If any organization has taken the proverb “If at first you don’t succeed, try, try again” to heart, it is the International Monetary Fund.
Since its inception in 1945, the IMF has received heavy criticism from the international community for its policy decisions, namely for forcing distressed countries to enact austerity measures and liberalize their capital markets in return for a badly needed loan known as “conditionality.”
Yet, it has not hesitated to continue doing so. During the wave of Eurozone debt trouble, the organization acted as part of the “troika” — the European Central Bank, the European Commission and the IMF — ensuring the solvency of floundering European Union governments that were forced to enact recessionary policies in order to improve their budgetary position.
Most recently, the IMF has agreed to bail out Ukraine, which is in the midst of political turmoil, to the tune of $14 billion to $18 billion. And, as per usual, in return for a loan to prevent the Ukrainian government from default, the country must enact a set of austerity measures.
Unfortunately, this exchange will prove devastating for Ukraine as well as the IMF.
There are several different policies Ukraine must implement in return for this loan. However, one requirement is particularly damaging and chronologically pertinent — the retraction of government subsidies for domestic gas used for heating.
On May 1, the Ukrainian state energy company Naftogaz announced that it would raise the price of domestic gas by more than 50 percent, a move largely seen as a dedication by the state to enact the IMF’s intended policies in the future. One of the conditions of Ukraine receiving a loan was curtailing subsidies, so by taking action, the government shows its commitment to IMF-sponsored reform, which increases its chances of receiving funding.
Now it is evident that for Ukraine to achieve long-term fiscal balance, eliminating or largely reducing this subsidy is necessary, as it amounts to 8 percent of the country’s GDP. This is why it is a condition of the IMF loan — as a lender, the organization wants to ensure that it will be paid back.

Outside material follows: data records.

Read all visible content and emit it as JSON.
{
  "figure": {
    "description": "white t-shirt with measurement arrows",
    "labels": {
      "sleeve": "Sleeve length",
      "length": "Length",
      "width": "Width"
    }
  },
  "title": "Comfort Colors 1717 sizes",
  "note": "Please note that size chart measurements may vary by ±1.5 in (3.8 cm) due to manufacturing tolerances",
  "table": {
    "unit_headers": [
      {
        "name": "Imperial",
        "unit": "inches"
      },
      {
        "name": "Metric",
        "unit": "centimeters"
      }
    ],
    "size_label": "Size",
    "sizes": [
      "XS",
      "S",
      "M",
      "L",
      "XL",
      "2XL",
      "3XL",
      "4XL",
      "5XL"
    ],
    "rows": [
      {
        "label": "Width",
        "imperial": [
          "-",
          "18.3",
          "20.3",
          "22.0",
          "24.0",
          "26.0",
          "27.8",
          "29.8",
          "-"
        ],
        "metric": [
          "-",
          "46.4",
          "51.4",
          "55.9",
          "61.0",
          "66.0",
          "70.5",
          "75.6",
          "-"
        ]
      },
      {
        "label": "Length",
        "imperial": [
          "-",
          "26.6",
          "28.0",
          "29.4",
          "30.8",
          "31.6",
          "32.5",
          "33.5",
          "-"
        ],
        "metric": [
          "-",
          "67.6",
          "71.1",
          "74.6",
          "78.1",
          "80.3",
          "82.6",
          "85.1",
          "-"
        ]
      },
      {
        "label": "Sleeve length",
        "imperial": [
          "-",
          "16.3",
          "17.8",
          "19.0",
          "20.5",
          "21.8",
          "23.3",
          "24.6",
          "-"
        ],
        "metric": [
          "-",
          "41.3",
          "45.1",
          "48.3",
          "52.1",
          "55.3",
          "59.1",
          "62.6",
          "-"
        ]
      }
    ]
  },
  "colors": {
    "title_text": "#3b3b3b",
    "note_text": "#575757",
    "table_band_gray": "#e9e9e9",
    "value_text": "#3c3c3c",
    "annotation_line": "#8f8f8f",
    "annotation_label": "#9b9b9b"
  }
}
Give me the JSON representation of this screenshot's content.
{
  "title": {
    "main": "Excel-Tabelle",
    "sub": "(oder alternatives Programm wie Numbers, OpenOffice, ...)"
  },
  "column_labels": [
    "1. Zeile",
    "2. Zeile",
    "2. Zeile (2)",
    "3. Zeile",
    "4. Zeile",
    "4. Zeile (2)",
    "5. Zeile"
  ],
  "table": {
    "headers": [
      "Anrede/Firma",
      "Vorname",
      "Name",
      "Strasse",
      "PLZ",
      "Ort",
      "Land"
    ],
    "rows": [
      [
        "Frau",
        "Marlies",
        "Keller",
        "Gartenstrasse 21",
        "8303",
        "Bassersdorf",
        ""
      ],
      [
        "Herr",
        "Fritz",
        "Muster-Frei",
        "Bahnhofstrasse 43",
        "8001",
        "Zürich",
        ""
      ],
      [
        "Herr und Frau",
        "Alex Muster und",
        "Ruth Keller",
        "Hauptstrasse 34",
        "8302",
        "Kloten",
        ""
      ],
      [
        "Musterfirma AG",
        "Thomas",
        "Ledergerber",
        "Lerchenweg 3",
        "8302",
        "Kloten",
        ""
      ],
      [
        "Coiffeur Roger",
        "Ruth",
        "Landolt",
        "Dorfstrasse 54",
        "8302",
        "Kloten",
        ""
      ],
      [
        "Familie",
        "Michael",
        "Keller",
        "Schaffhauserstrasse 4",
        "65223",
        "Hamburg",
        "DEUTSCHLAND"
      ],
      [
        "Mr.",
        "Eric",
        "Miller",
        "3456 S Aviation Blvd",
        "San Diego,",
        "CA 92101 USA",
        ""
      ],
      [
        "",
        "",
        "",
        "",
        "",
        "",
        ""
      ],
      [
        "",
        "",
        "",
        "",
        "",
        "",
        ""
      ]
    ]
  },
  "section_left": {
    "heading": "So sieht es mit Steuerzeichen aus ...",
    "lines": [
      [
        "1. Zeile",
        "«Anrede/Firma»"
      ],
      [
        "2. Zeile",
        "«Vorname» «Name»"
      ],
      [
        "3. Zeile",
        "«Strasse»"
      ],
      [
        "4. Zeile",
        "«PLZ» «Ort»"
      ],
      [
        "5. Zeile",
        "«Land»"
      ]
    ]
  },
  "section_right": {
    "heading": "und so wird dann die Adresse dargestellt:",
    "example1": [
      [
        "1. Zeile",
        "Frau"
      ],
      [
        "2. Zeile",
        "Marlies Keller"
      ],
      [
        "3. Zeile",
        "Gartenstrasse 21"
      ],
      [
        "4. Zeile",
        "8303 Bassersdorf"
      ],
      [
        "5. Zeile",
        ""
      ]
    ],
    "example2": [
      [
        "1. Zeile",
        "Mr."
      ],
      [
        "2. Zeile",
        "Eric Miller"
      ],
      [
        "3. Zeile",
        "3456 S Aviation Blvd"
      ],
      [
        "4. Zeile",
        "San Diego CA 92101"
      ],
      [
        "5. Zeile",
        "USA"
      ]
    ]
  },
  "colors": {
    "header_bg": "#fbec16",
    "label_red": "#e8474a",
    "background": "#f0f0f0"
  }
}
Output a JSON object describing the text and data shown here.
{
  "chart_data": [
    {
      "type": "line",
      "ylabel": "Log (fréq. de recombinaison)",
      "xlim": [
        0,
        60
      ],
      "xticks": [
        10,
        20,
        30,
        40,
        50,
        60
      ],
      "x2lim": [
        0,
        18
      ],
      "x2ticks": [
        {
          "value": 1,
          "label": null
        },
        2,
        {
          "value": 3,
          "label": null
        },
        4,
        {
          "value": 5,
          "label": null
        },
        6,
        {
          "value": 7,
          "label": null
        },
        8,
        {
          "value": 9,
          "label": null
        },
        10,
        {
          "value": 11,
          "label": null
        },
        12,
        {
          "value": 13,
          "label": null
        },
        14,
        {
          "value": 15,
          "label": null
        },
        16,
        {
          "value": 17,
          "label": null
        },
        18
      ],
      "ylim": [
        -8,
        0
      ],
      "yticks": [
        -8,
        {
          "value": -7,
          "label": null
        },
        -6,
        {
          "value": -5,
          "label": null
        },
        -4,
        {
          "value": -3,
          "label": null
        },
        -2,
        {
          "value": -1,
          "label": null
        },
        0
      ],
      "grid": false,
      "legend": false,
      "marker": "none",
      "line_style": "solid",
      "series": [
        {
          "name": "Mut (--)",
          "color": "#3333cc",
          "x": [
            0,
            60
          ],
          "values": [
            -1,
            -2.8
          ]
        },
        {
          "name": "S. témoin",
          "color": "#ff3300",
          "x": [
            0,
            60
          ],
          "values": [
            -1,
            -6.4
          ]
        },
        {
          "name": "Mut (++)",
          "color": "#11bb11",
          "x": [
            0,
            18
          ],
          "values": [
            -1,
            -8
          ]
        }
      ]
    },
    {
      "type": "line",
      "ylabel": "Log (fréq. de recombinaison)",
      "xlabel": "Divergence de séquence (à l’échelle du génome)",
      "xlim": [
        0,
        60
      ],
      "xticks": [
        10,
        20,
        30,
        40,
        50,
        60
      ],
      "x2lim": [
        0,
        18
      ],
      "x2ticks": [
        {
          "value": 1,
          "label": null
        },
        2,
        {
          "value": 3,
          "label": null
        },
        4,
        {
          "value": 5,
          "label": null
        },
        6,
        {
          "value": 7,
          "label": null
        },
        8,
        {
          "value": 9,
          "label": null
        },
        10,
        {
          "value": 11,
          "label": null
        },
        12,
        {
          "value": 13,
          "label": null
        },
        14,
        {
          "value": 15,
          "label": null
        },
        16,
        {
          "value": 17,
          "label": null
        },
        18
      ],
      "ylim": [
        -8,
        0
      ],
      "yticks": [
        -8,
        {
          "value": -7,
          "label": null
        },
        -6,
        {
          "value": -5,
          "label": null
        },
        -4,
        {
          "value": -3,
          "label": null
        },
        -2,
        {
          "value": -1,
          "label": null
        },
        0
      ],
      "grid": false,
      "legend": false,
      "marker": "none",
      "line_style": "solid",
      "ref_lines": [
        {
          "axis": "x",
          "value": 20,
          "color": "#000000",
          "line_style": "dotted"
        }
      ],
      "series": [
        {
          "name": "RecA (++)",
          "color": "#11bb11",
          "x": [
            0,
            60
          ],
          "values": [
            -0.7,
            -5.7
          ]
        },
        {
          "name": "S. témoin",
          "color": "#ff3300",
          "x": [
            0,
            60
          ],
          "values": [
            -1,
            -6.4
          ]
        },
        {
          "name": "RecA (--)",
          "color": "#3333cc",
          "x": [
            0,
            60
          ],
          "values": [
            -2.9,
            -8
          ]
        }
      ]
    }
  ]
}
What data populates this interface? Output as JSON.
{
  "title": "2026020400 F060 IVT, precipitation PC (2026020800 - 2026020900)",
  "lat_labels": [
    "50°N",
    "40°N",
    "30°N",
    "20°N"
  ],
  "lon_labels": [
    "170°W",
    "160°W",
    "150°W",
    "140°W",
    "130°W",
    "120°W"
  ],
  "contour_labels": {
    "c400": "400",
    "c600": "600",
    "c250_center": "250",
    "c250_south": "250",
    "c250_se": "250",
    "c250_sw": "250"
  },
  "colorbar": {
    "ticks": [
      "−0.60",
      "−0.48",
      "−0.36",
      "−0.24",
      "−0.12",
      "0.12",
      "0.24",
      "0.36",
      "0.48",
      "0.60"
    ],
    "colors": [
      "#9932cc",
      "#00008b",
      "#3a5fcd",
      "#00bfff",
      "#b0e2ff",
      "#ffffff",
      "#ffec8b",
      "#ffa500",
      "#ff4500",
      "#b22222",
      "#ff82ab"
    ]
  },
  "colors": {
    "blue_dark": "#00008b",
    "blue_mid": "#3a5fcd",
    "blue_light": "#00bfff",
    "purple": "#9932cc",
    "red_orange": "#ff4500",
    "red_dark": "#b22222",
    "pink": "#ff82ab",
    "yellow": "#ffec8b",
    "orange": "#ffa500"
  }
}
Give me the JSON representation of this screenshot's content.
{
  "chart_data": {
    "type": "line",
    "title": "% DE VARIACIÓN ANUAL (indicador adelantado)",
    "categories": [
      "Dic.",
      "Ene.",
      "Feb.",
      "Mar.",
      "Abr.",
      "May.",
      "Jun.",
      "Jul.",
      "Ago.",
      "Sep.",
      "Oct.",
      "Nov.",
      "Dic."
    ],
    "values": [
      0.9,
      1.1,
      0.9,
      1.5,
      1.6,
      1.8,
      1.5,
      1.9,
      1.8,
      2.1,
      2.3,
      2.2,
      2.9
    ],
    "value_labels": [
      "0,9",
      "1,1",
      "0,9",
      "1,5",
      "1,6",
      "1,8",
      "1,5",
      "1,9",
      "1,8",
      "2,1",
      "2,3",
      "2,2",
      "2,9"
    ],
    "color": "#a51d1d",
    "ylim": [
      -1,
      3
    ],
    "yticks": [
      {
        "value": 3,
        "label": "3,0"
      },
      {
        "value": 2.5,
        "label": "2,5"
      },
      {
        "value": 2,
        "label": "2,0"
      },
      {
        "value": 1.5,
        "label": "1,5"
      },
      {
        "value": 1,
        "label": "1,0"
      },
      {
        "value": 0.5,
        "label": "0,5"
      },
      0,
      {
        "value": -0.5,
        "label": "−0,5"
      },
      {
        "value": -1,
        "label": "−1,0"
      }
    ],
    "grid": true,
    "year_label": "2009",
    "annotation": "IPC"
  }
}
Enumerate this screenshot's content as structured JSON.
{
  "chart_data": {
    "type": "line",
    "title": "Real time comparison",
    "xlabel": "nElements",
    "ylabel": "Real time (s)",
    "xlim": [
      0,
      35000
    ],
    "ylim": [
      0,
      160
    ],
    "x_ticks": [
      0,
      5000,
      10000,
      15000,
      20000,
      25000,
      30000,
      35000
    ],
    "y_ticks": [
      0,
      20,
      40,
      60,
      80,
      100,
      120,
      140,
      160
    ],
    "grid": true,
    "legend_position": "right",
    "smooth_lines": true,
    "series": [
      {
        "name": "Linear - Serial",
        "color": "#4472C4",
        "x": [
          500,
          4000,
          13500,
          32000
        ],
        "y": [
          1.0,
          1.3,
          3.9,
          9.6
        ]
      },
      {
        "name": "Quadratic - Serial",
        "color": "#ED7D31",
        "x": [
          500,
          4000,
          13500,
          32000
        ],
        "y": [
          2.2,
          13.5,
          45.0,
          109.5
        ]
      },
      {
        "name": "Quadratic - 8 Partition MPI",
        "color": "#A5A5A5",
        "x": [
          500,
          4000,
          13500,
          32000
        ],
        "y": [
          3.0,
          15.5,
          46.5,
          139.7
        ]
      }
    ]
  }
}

That being said, in the short term this policy will lead to political instability, reducing business confidence and subsequently economic activity. This combination of civil unrest and dwindling tax revenues as GDP falls will ultimately result in a worsening of the situation in Ukraine. In a painfully ironic finish, the IMF will not be paid back because of the effects of its policy to ensure that its loan will be honored.
But don’t take my word for it — this narrative has been played out again and again across countries in which the IMF has intervened.
In 1998, the IMF provided a loan of $138 million to Bolivia in exchange for a wave of privatization in the country, including the sale of the state water agency in the city of Cochabamba. As water prices rose, the city was forced to shut down for four days as protesters flooded the streets.
A year earlier, the IMF lent Indonesia a lofty $40 billion in exchange for the closure of several insolvent banks in the aftermath of the East Asian financial crisis. Then, in 1998, in return for an installment of this payment, the country removed subsidies on food and fuel for its citizens, sparking riots and resulting in the resignation of President Haji Muhammad Suharto. Later that year, the IMF ended up allowing these subsidies to be reinstated.
Clearly, fomenting civil unrest by removing food, fuel or water subsidies is bad social policy. It destroys business confidence and shoves international investment out of the country, as business activity is hampered by riots and, in the case of Bolivia, it can even result in the closure of the entire city.
Unfortunately, this is also what will result from the removal of heating gas subsidies in Ukraine. In the words of Greg Palast in The Guardian, writing on the IMF’s actions in the late 1990s, “The IMF riot is painfully predictable.”
The country might be saved from further unrest for the time being, as the demand for heating gas is heavily reduced during the spring and summer. However, come winter, Ukrainian citizens who cannot afford to heat their homes will certainly not be pleased with whichever politician wins the upcoming election.
Additionally, consumers will not only be faced with higher gas prices, but also decreased purchasing power. Inflation is expected to increase by 12 to 14 percent in response to the Ukrainian hryvnia — the country’s currency — now trading freely on international markets and a rise in gas prices for heating companies, two policies also pushed by the IMF.
As if this all weren’t enough, the dissolution of heating gas subsidies poses another threat — it makes Ukraine vulnerable to further gas price manipulation by Russia, which hasn’t hesitated to use its market power to wreak havoc in the country before. Thus, this policy might not only lead to civil unrest and economic weakness, but also thwart the international political goals of most of the countries that fund the IMF by increasing Russia’s influence over Ukraine.
Perhaps the IMF should take a lesson from comedian W.C. Fields, who advised, “If at first you don’t succeed, try, try again. Then quit. No use being a damn fool about it.”